World Series Preview: MLB Network Builds on Postseason Success With Onsite Presence
The long wait is over for baseball fans in Cleveland and Chicago. With a combined 90 years without a World Series appearance, the long-suffering franchises return to the Fall Classic tonight, and MLB Network will be on the ground at both Progressive Field and Wrigley Field, surrounding every game with pre/postgame coverage and plenty of live reporting.
Throughout the World Series, MLB Network’s studio programming will be on the road, with High Heat With Christopher Russo, MLB Now, Intentional Talk, and MLB Tonight originating from either Cleveland or Chicago. For the second year, MLB Network will also produce the world feed.

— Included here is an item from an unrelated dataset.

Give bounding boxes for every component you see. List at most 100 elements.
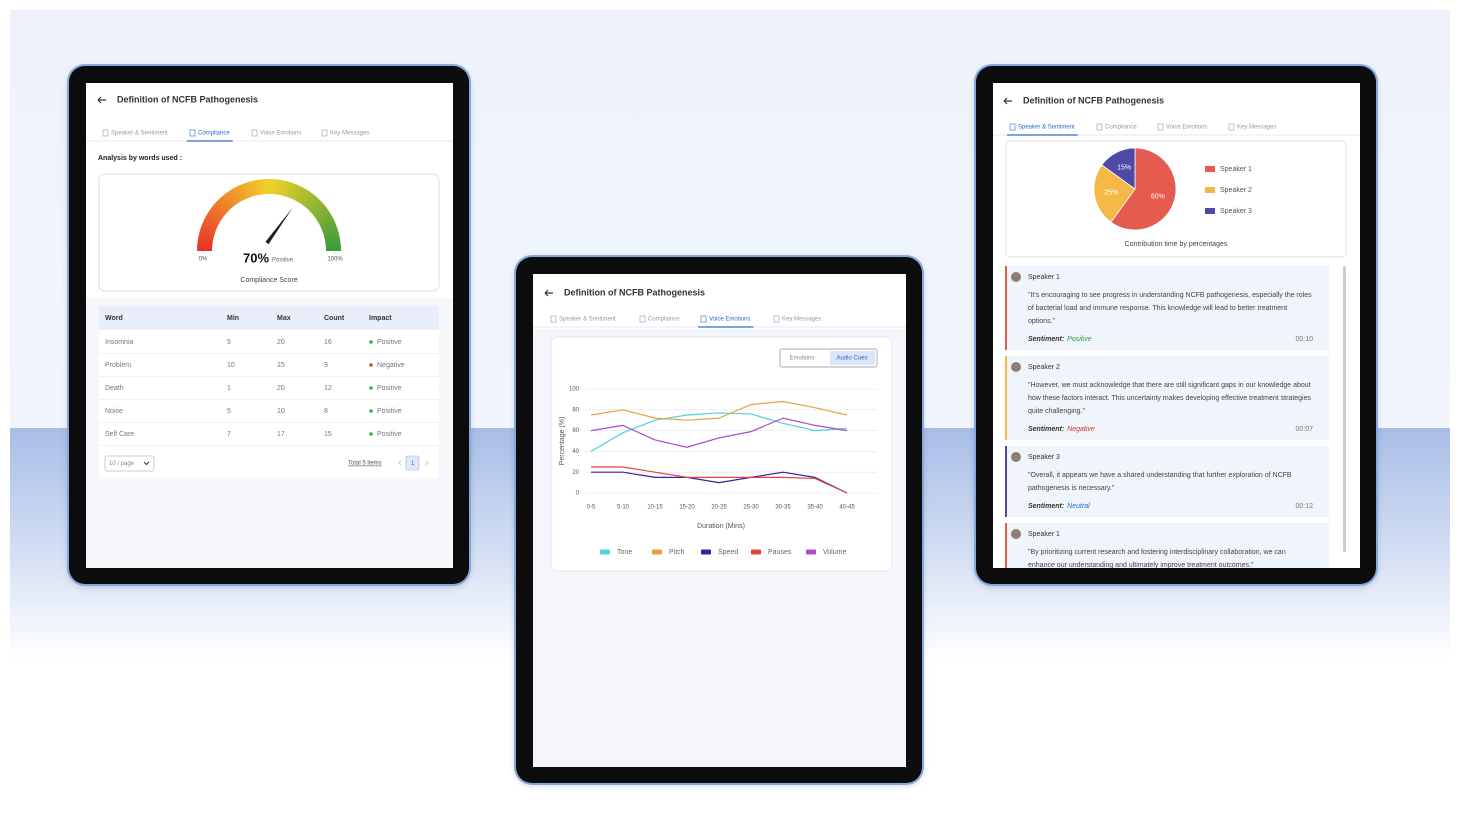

2016-world-series-svg“Every year, we become a more coordinated effort,” says Susan Stone, SVP, operations and engineering, MLB Network. “This year, we’re producing the world feed; we have our studio shows on the road, so our entire programming day is coming from our field set. We also partner with MLBAM … to turn around all of the digital requirements, features, and ENG and file-transfer that to Chelsea and Secaucus for posting online [as well as] editing in Secaucus for all of baseball’s various partners to access the footage as needed.”
In Cleveland, Game Creek Justice will handle all studio programming; Dome Productions Journey and B unit, the world feed. In Chicago, Game Creek Gemini will take care of studio programming; Game Creek Amazin’ and B2, the world feed.

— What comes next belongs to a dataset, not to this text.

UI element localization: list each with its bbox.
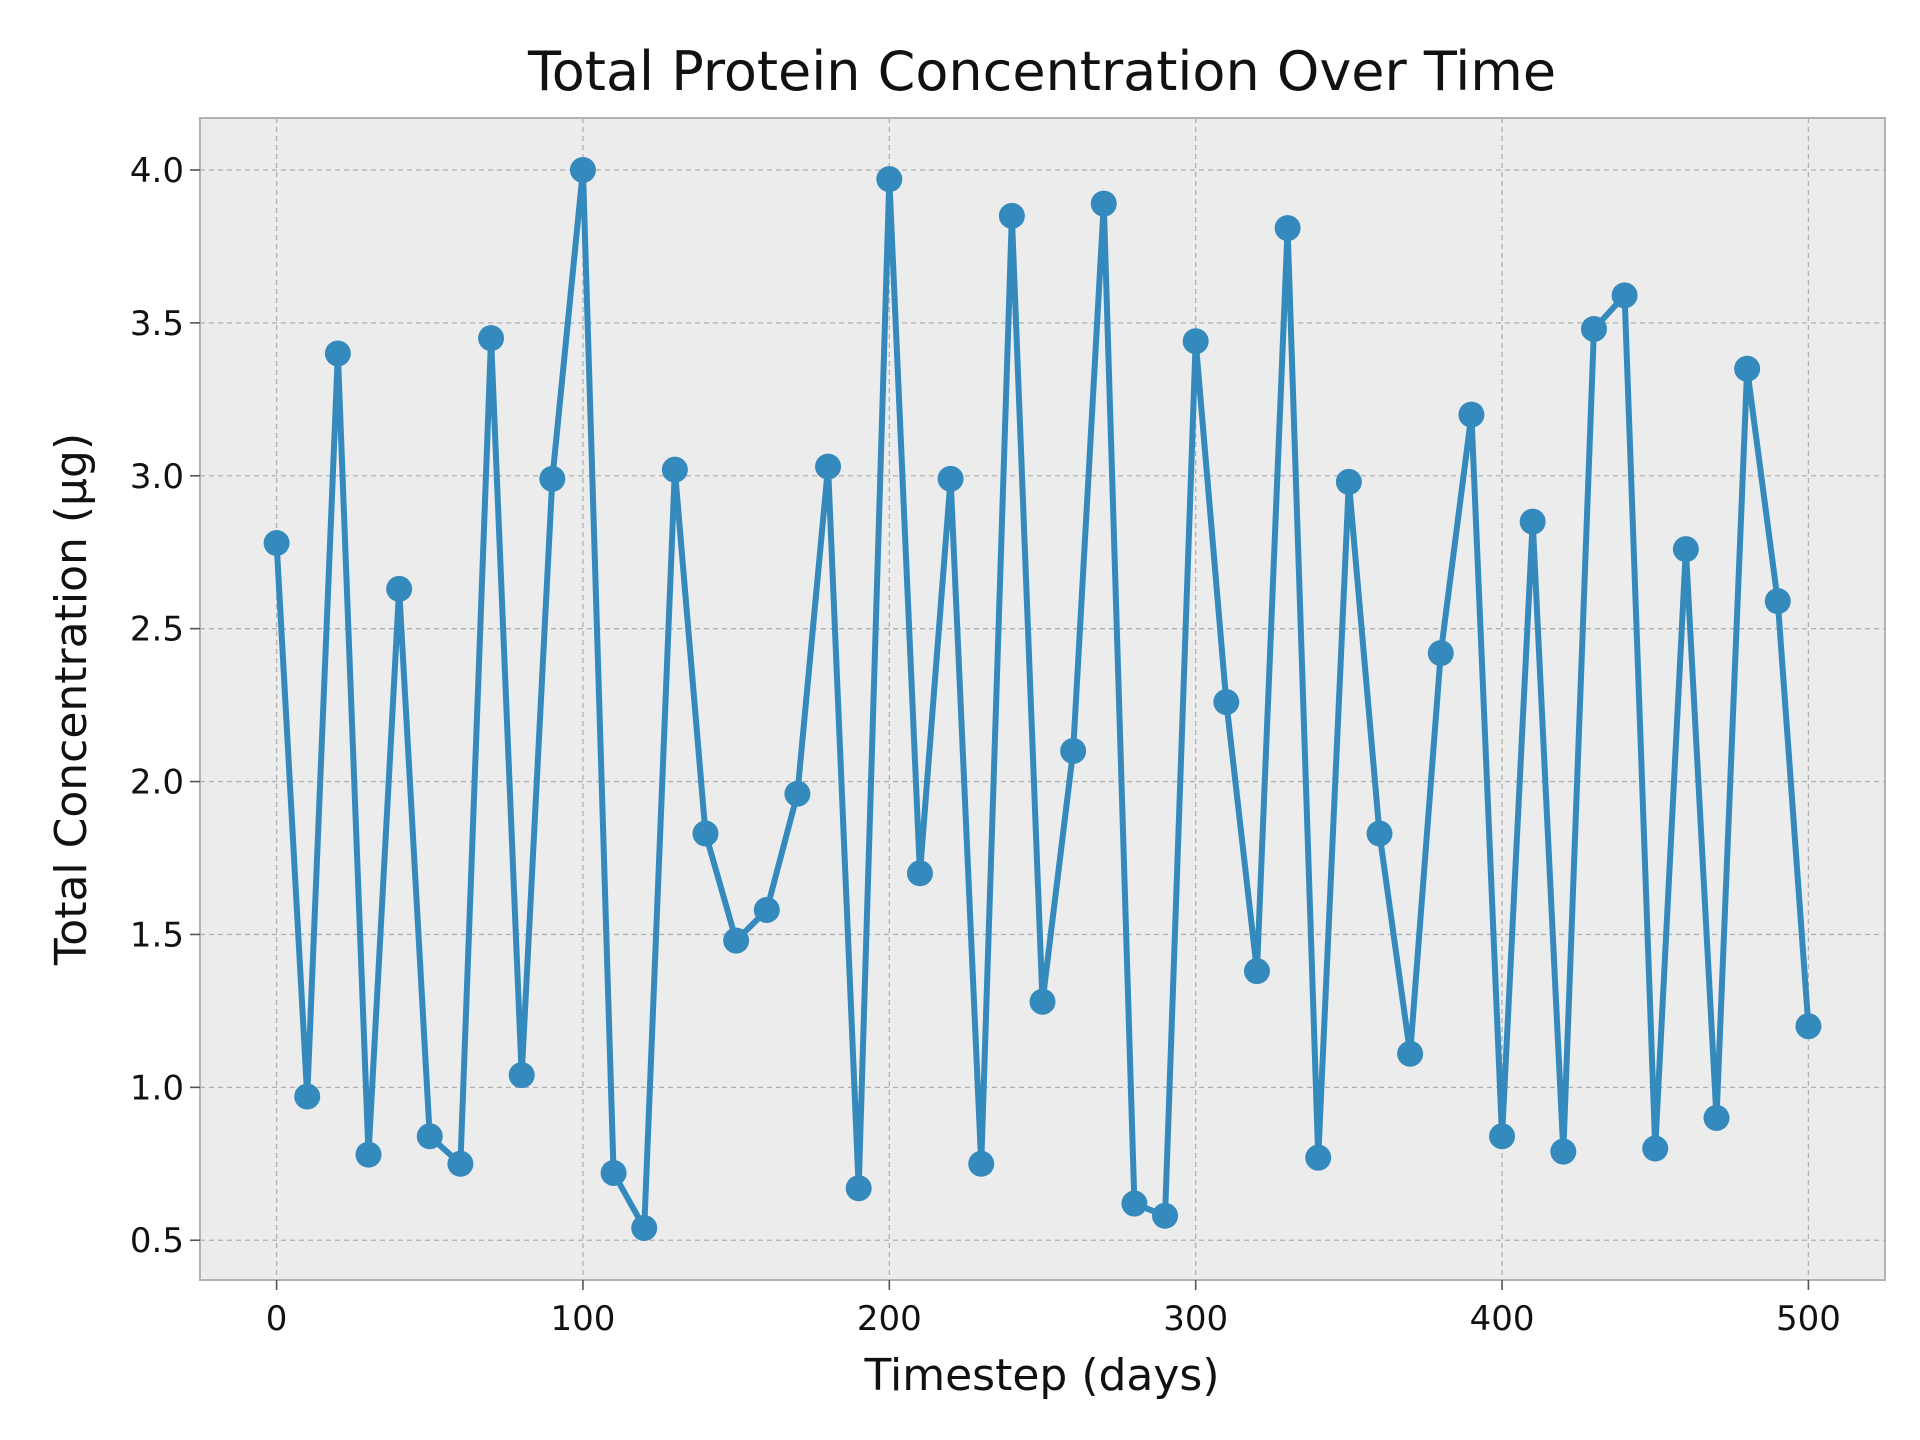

A total of nine cameras will be deployed for studio coverage in each city: three cameras on the set (including a jib), two on the field for reporter coverage, and four shared with the world feed. MLB Network will work with CP Communications on RF coordination for the roving cameras, and all cameras will be homerun to Secaucus via The Switch and a redundant Level 3 path.
MLB Network worked with Filmwerks on the hydraulic set and stage for its studio programming and will debut a new desk for its National League coverage to match the desk built last year for its American League coverage. Both desks provide added signage opportunities for sponsorship needs.
“It’s basically almost a replica of our Studio 3 desk, so it gives it a pretty good synergy on the road with our studio,” says Tom Guidice, VP, remote operations, MLB Network. “The goal is to have identical looks in both cities.”
For the world feed, MLB Network will use a total of seven cameras, including the shared studio-coverage cameras and several Fox Sports iso cameras. MLB Network’s Showcase production team will produce the world feed onsite and mux various versions of the production to Secaucus, where it will be transmitted to Encompass Digital Media and distributed to international rightsholders.
“We have this group that’s doing 28 Showcase games and two division-series games a year,” says Stone. “It just makes sense for them to continue that because they have the synergy going, they have the chemistry going, they know how to work together to do the All-Star game and the World Series world feed, which we love doing because, if you’re a game producer, what’s better than producing the World Series?”
MLB Network will have about 150 people onsite at both Progressive Field and Wrigley Field, with approximately 80 traveling between the two stadiums, to produce six hours of studio programming a day and the world feed.
Heading into Game 1 tonight, MLB Network hopes to build on its postseason success: its two NLDS game telecasts led to its best combined postseason viewership to date, and its coverage of NLDS Game 2 between the Cubs and San Francisco Giants was the highest-rated and most-watched telecast in MLB Network’s seven-year history.
“For us, what is such a great story is the success of our postseason viewership of our two NLDS games this year, which was really exciting,” says Stone. “We were proud of the product that we put out, and the viewership was so much higher than in the past. We were really proud of our efforts.”